A local food movement in central Finland?

After the ESRS conference in Vaasa, I joined my friend Ella to her place in Sotkamo in the north east of Finland. In Finland Sotkamo is better know as Vuokatti, the ski and outdoor holiday area within the municipality. It makes the center of Sotkamo a rather lively exception in a region suffering from de-population and ageing rural communities. Why would a young generation of farmers take over? A real challenge for Ella’s boyfriend, a dairy farmer in the region Kainuu. Milking 16 cows on 45 hectares party under conservation agreement, he is the only dairy farmer left in his village, delivering his milk to the cooperative a hundred kilometres further. With the decreasing milk price, these are hard times to make a living from this farm.

overview of the farm

overview of the farm

Alternatives are needed, but somehow, the development of alternative food systems seems to take off very slowly in Finland. Jokinen and colleagues (Maaseudun uusi aika 2/2009) give three reasons; 1) the long distances in the sparsely populated areas; 2) the strongly consolidated food supply chain (the three largest retain chains control almost all grocery sales in the Nordic countries) and 3) the declining co-operative culture in abated rural communities. I was struck by the similarity in reasons/conditions to the American Midwest, where, especially in Iowa alternative food systems do take off – against the odds.
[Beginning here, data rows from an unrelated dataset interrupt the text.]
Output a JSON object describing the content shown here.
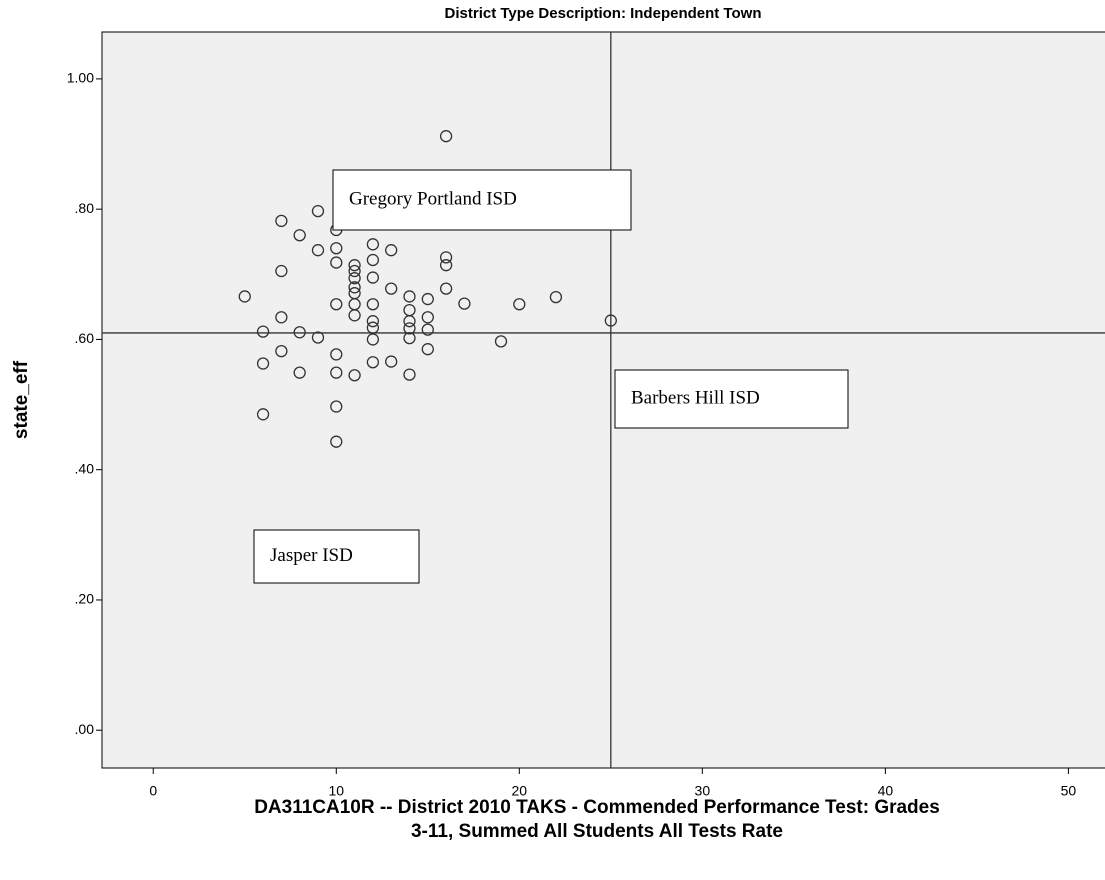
{
  "chart_data": {
    "type": "scatter",
    "title": "District Type Description: Independent Town",
    "x_label": [
      "DA311CA10R -- District 2010 TAKS - Commended Performance Test: Grades",
      "3-11, Summed All Students All Tests Rate"
    ],
    "y_label": "state_eff",
    "x": [
      5,
      6,
      6,
      6,
      7,
      7,
      7,
      7,
      8,
      8,
      8,
      9,
      9,
      9,
      10,
      10,
      10,
      10,
      10,
      10,
      10,
      10,
      11,
      11,
      11,
      11,
      11,
      11,
      11,
      11,
      12,
      12,
      12,
      12,
      12,
      12,
      12,
      12,
      13,
      13,
      13,
      14,
      14,
      14,
      14,
      14,
      14,
      15,
      15,
      15,
      15,
      16,
      16,
      16,
      16,
      17,
      19,
      20,
      22,
      25
    ],
    "values": [
      0.666,
      0.612,
      0.563,
      0.485,
      0.782,
      0.705,
      0.634,
      0.582,
      0.76,
      0.611,
      0.549,
      0.797,
      0.737,
      0.603,
      0.768,
      0.74,
      0.718,
      0.654,
      0.577,
      0.549,
      0.497,
      0.443,
      0.714,
      0.705,
      0.694,
      0.68,
      0.671,
      0.654,
      0.637,
      0.545,
      0.746,
      0.722,
      0.695,
      0.654,
      0.628,
      0.618,
      0.6,
      0.565,
      0.737,
      0.678,
      0.566,
      0.666,
      0.645,
      0.628,
      0.617,
      0.602,
      0.546,
      0.662,
      0.634,
      0.615,
      0.585,
      0.912,
      0.726,
      0.714,
      0.678,
      0.655,
      0.597,
      0.654,
      0.665,
      0.629
    ],
    "color": "#333333",
    "xlim": [
      -2.8,
      52
    ],
    "ylim": [
      -0.058,
      1.072
    ],
    "xticks": [
      0,
      10,
      20,
      30,
      40,
      50
    ],
    "yticks": [
      {
        "value": 0,
        "label": ".00"
      },
      {
        "value": 0.2,
        "label": ".20"
      },
      {
        "value": 0.4,
        "label": ".40"
      },
      {
        "value": 0.6,
        "label": ".60"
      },
      {
        "value": 0.8,
        "label": ".80"
      },
      {
        "value": 1,
        "label": "1.00"
      }
    ],
    "reference_lines": {
      "x": 25,
      "y": 0.61
    },
    "annotations": [
      "Gregory Portland ISD",
      "Barbers Hill ISD",
      "Jasper ISD"
    ]
  }
}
Farmer cooperation, consumer awareness and civic action and organisation are among the most needed ingredients for building local food systems and sustainable livelihoods in Finland. Currently, this intermediary level of organisation is lacking in many places. How to start a positive cycle of development depends on many interrelating and partly unpredictable factors. Good examples – from within Finland or from oversees – might inspire people to invest in their communities and in local food.

 

 

The comeback of Action Research?

This year’s European Rural Sociology meeting in Vaasa, Finland  aired a remarkable optimism. With the crisis in the real world, the identity crisis of rural sociologists seems over. In times of crisis, there  seems more space for social change.

One of the conference themes was “the rural bites back”.  Well, “the rural never went away” Michael Bell said, “we only need to consider the political conditions of our work”. Time for the activist/scientist to stand up. This resonates very well with how I experienced the spirit of the local and sustainable food community in the US. No wonder, Michael Bell is based in Madison, Wisconsin.
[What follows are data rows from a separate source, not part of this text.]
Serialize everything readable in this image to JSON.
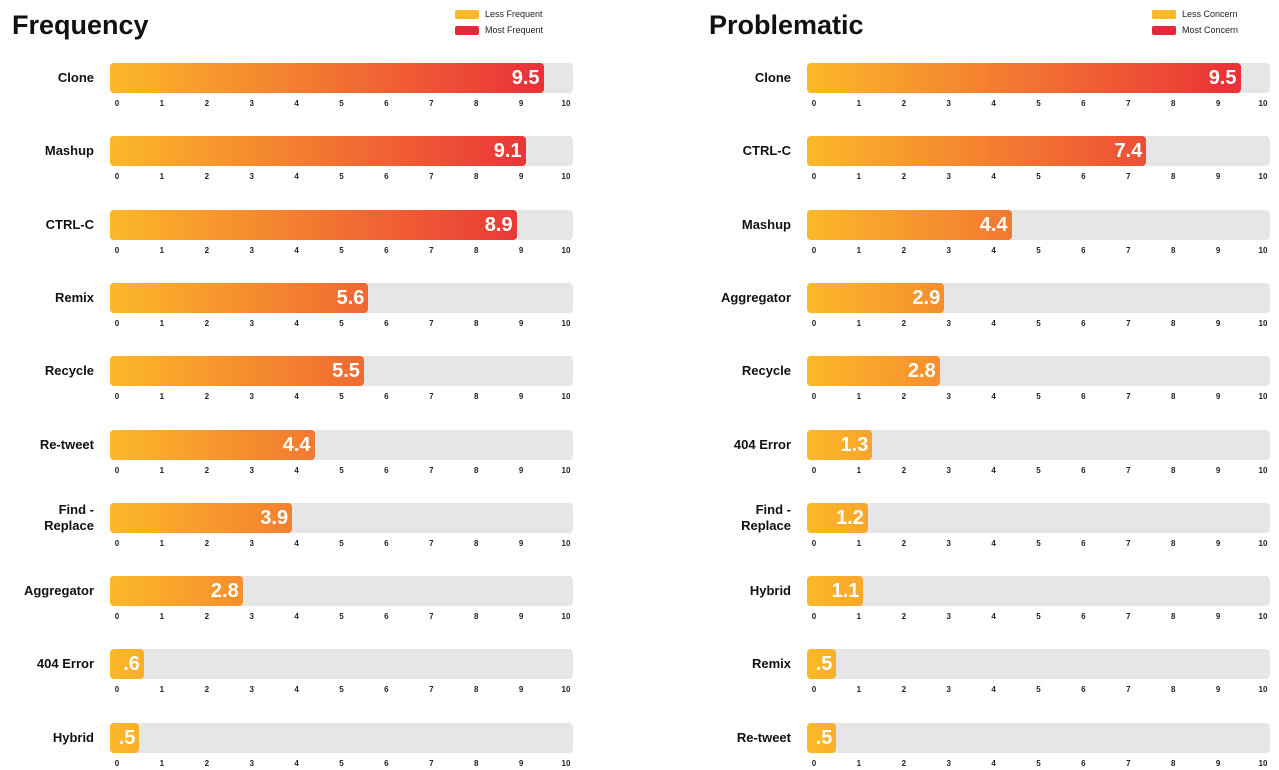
{
  "chart_data": [
    {
      "type": "bar",
      "title": "Frequency",
      "legend": [
        {
          "label": "Less Frequent",
          "color": "#fbb829"
        },
        {
          "label": "Most Frequent",
          "color": "#e8273a"
        }
      ],
      "categories": [
        "Clone",
        "Mashup",
        "CTRL-C",
        "Remix",
        "Recycle",
        "Re-tweet",
        "Find - Replace",
        "Aggregator",
        "404 Error",
        "Hybrid"
      ],
      "values": [
        9.5,
        9.1,
        8.9,
        5.6,
        5.5,
        4.4,
        3.9,
        2.8,
        0.6,
        0.5
      ],
      "value_labels": [
        "9.5",
        "9.1",
        "8.9",
        "5.6",
        "5.5",
        "4.4",
        "3.9",
        "2.8",
        ".6",
        ".5"
      ],
      "xlim": [
        0,
        10
      ],
      "xticks": [
        0,
        1,
        2,
        3,
        4,
        5,
        6,
        7,
        8,
        9,
        10
      ]
    },
    {
      "type": "bar",
      "title": "Problematic",
      "legend": [
        {
          "label": "Less Concern",
          "color": "#fbb829"
        },
        {
          "label": "Most Concern",
          "color": "#e8273a"
        }
      ],
      "categories": [
        "Clone",
        "CTRL-C",
        "Mashup",
        "Aggregator",
        "Recycle",
        "404 Error",
        "Find - Replace",
        "Hybrid",
        "Remix",
        "Re-tweet"
      ],
      "values": [
        9.5,
        7.4,
        4.4,
        2.9,
        2.8,
        1.3,
        1.2,
        1.1,
        0.5,
        0.5
      ],
      "value_labels": [
        "9.5",
        "7.4",
        "4.4",
        "2.9",
        "2.8",
        "1.3",
        "1.2",
        "1.1",
        ".5",
        ".5"
      ],
      "xlim": [
        0,
        10
      ],
      "xticks": [
        0,
        1,
        2,
        3,
        4,
        5,
        6,
        7,
        8,
        9,
        10
      ]
    }
  ]
}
In his opening keynote speech, Philip Lowe, from Newcastle University, UK, explained the history and differences between the American and European rural sociology societies. Despite the historically more distant and observant EU tradition, he too urged for us to engage and deal with the “mess” of reality. And in yet another plenary session, the comeback of action research was observed.

Although some of us never did anything different, there was a general vibe of action readiness for social change in the conference. Have the years of ‘Critique’ only passed? Certainly, new engagement and involvement urge us to take position and to be the “political scientists of the rural” as Michael Bell put it.